“This is the first day of the rest of your life.” That saying has always annoyed me in some way. My internal response is usually: Oh, yeah? What was yesterday? Ironically, it was also a line from the play Rope’s End, which I just finished performing in a few weeks ago, so I’ve been saying that line every day for weeks.
Of course, when you make a life change or a set a new goal, it is like you are starting over. Or just beginning. That moment when you say: This is the “new” me.
I find myself out of work for the first time in twenty-one years. It was coming for a long time – the decision to outsource my area was announced six months prior to it happening. And there were rumblings of mass layoffs many months before that. It feels like I was living with certain doom for a few years. Still, it was strange when it arrived.

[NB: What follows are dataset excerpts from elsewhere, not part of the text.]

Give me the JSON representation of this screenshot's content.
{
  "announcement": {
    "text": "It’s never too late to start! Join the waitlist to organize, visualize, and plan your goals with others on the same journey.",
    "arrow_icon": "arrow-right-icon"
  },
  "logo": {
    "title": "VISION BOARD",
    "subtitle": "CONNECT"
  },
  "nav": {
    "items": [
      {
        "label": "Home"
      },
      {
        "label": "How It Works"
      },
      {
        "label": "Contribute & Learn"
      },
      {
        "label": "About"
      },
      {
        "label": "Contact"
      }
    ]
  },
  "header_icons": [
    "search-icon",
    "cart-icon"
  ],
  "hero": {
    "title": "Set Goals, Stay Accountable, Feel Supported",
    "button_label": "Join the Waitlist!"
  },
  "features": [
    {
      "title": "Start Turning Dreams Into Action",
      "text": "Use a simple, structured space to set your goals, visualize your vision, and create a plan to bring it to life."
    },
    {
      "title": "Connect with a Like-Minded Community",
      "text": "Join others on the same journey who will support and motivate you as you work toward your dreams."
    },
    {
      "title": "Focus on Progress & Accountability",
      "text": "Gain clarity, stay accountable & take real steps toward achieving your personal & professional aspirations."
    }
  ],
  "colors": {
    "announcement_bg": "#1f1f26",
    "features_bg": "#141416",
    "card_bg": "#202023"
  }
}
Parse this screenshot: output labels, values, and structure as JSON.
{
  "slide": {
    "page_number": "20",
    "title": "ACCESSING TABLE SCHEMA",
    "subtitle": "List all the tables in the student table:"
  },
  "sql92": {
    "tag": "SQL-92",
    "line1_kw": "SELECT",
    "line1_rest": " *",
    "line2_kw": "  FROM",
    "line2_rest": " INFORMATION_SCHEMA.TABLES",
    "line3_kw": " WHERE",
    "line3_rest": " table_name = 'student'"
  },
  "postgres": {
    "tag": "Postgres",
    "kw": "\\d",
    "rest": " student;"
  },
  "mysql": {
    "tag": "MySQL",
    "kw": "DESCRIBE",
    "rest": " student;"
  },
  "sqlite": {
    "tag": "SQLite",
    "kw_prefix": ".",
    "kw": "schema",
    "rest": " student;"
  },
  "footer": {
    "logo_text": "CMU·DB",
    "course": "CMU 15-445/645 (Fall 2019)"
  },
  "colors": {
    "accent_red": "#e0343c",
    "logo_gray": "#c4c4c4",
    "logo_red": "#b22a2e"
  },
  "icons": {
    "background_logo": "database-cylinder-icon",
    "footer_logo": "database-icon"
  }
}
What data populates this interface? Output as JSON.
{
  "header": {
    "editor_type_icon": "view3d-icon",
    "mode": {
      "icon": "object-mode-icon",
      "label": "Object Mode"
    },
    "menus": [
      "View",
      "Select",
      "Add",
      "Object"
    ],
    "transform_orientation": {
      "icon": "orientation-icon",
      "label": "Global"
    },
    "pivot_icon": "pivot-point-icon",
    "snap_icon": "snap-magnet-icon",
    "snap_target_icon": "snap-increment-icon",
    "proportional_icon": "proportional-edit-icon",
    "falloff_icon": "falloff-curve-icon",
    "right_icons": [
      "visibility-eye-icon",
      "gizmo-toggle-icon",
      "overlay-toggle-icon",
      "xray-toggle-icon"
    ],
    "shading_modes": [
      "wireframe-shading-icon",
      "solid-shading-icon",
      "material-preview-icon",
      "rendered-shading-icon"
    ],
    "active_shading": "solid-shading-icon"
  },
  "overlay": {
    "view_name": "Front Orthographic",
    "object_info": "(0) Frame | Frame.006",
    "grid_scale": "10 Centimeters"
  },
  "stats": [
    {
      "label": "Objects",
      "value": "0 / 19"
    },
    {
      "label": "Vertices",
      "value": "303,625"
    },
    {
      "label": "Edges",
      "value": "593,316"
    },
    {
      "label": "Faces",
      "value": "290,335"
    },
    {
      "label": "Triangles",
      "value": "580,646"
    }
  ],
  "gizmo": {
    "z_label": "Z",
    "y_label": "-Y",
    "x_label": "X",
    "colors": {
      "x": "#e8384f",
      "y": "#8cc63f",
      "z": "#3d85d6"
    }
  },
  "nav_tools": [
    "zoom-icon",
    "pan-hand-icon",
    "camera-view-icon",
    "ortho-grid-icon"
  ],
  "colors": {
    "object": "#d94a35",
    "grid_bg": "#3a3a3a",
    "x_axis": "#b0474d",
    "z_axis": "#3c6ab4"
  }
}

I was lucky. I had the play to focus on – it opened a week after my last day of work, so there was no time to fret about this new phase of my life: there were lines to still memorize! So, although I’ve been out of work for a month now, it only feels like a couple of weeks.
Strangely enough, the time seems to be flying by. I can drop my kids off at school without worrying about what train to catch. I can go to the gym to work out and watch my son’s volleyball games. I can pick up my daughter after school. I can prepare dinner and we can sit down and eat it before rushing off to the evening’s activities. I could get used to this.
But…
There’s that little thing called income. I need some of that.
My previous job was something that I fell into to have an income. I was lucky that I ended up working with people that I liked even though I stopped liking the job itself years ago. So for the next phase of my life, I want to find some work that I enjoy doing, as well as working with people that I like.
Obviously, getting a lucrative job as a writer (is that an oxymoron?) would be perfect, but I am open to all possibilities. Just before I left my old job, I bumped into an acquaintance and he asked me what I was going to do next. I told him: I don’t know – I’m going to reinvent myself. And I felt strangely calm and confident when I said it out loud.
I don’t have a plan at the moment. I am open to all possibilities. This is the first day of the rest of my life.